Le Syndicat National des Pilotes de Ligne (SNPL) a déclaré hier être « plus que surpris d’apprendre que des vols à destination de la Russie, opérés par des compagnies françaises, ont dû être annulés ces derniers jours faute d’avoir obtenu formellement des autorités russes l’autorisation opérationnelle nécessaire ». Suite à la demande des autorités françaises, ces compagnies doivent, « pour pouvoir continuer à opérer certains vols, construire des routes alternatives à celles passant par l’espace aérien du Bélarus initialement prévues et autorisées.
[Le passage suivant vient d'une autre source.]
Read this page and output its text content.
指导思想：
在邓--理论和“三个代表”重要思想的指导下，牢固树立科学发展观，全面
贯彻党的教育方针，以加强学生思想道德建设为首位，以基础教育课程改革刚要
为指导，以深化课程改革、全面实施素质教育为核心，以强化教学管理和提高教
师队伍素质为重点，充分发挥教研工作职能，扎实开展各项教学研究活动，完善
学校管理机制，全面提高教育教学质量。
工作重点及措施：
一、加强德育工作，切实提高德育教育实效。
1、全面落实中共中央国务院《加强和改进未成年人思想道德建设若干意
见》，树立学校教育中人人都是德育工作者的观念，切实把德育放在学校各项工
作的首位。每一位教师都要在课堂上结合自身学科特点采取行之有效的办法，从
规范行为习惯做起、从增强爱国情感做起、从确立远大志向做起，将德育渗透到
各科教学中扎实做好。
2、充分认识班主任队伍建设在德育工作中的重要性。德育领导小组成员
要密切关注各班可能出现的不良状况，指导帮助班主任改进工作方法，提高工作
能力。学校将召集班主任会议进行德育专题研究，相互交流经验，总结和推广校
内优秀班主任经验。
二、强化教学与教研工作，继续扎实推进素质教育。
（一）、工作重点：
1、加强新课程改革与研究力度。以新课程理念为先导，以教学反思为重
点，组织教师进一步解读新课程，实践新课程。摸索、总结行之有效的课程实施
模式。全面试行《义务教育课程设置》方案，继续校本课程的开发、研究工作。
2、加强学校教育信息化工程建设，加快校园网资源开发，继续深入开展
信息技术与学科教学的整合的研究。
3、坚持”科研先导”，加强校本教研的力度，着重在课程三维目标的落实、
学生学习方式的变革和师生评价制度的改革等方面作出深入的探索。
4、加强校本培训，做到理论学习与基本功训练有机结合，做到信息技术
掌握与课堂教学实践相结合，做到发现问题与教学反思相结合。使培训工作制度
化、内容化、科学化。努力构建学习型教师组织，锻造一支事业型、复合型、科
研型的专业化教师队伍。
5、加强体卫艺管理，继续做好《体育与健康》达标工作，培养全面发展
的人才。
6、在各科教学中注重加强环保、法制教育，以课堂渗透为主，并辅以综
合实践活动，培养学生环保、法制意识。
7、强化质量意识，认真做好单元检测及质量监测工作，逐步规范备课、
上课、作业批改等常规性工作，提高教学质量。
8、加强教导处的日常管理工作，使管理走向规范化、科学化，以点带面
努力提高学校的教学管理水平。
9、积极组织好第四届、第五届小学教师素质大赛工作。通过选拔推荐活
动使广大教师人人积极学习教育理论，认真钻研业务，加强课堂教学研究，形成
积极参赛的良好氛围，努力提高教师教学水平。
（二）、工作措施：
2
Elles ont demandé, selon une procédure classique habituelle, des modifications de plans de vol notamment aux autorités russes pour pouvoir assurer les vols entre la France et la Russie ».

Mais alors qu’habituellement les réponses à ce type de demandes de modifications sont instantanément acceptées selon le syndicat, « là depuis 2 jours, c’est silence radio…ces vols ont donc dû être annulés, faute d’autorisation formelle de survol de l’espace aérien russe. Le SNPL s’étonne de ce manque de réactivité des autorités russes et espère qu’une situation normale sera rapidement rétablie entre les différents intervenants, afin d’assurer une visibilité aux voyageurs quant à leur vol réservé, tout en préservant leur sécurité. Le SNPL demande en conséquence que tout soit mis en œuvre par les autorités, et que le droit international soit respecté, pour que les compagnies aériennes françaises puissent continuer à assurer leurs dessertes vers la Russie ».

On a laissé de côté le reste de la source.